En un sistema democrático el recurso a la violencia es inaceptable. Retira la razón a quien pudiera tenerla. Lo estamos viendo en relación con las actuaciones –en Barcelona algunas de ellas de carácter muy agresivo– seguidas por los taxistas que protestan por la competencia que suponen los servicios de los VTC, en concreto Uber y Cabify.
En Madrid el sector del taxi mantiene una huelga reclamando la modificación de las condiciones que permiten operar a las citadas compañías que no se rigen por las mismas normas que obligan a los conductores de los taxis.

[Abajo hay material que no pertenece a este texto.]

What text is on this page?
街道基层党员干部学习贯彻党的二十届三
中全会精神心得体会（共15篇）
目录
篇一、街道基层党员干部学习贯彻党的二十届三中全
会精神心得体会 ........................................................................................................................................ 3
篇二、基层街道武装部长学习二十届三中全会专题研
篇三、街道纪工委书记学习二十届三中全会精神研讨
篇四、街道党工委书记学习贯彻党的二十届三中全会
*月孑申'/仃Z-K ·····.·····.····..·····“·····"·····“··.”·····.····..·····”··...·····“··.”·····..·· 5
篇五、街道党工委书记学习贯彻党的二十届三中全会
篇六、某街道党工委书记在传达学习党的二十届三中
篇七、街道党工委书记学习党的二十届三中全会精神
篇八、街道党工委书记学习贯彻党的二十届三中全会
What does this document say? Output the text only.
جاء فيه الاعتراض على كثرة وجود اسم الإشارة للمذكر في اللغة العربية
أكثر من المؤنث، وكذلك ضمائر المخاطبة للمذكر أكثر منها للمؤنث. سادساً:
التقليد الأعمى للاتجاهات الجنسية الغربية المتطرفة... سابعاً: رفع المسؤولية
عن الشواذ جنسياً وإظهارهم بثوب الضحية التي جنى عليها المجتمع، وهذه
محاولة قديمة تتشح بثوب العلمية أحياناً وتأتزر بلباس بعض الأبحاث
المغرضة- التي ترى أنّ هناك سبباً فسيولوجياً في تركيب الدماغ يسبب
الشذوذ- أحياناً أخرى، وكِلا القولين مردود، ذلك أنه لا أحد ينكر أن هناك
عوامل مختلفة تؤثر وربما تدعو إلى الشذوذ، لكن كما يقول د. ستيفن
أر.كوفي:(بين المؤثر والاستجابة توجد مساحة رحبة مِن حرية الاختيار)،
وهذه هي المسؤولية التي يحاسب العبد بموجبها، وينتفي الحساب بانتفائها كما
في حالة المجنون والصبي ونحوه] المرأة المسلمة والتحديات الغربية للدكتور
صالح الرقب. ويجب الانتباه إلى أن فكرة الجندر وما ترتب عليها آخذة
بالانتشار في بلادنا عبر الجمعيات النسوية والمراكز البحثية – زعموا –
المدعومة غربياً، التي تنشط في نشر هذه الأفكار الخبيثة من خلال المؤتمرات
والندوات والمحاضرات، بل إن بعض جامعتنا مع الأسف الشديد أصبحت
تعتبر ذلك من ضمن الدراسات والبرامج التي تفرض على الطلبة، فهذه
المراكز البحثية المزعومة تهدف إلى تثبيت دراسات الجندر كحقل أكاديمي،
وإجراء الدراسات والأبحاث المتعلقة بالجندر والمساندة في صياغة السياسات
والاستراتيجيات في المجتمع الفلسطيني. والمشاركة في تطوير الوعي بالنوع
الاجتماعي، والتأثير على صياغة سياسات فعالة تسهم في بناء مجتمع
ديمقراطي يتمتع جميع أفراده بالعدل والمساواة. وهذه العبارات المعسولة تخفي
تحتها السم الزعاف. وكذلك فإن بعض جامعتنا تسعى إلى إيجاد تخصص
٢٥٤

Es un conflicto que va y viene de la queja a los tribunales y donde, pese a recientes sentencias, los incumplimientos son frecuentes, según denuncian los taxistas.
En su día, el Gobierno Sánchez, por la inhibición del ministro de Fomento, se lavó las manos trasladando a las comunidades autónomas la responsabilidad de la solución del contencioso. La de Madrid, a su vez, le ha endosado la patata caliente al Ayuntamiento. Y en esas estamos cuando en la capital se inaugura Fitur. Algo similar sucede en Barcelona a un mes de celebrar el Mobile World Congress.
Quienes han convocado la huelga piden disculpas por las molestias a los usuarios del taxi, pero saben que a quienes más perjudican no tienen posibilidad alguna de terciar en el conflicto. Los ciudadanos somos rehenes de la desidia o de la falta de responsabilidad de los gobernantes y de los excesos de los huelguistas. Los taxistas que operan en un régimen de monopolio, deberían hacerse a la idea de que en un mundo globalizado más pronto que tarde la mal llamada “economía colaborativa” acabará ocupando un puesto en nuestro entramado empresarial.
A cambio de reconocer esa tendencia, las empresas de VTC deberían operar con normas y obligaciones similares a las que obligan a los taxistas profesionales. Iguales obligaciones, mismas exigencias, mismo rango de pago de impuestos. La ley debe ser igual para todos. De otra manera, el asfalto se transforma en jungla. Semejante escenario no es de recibo.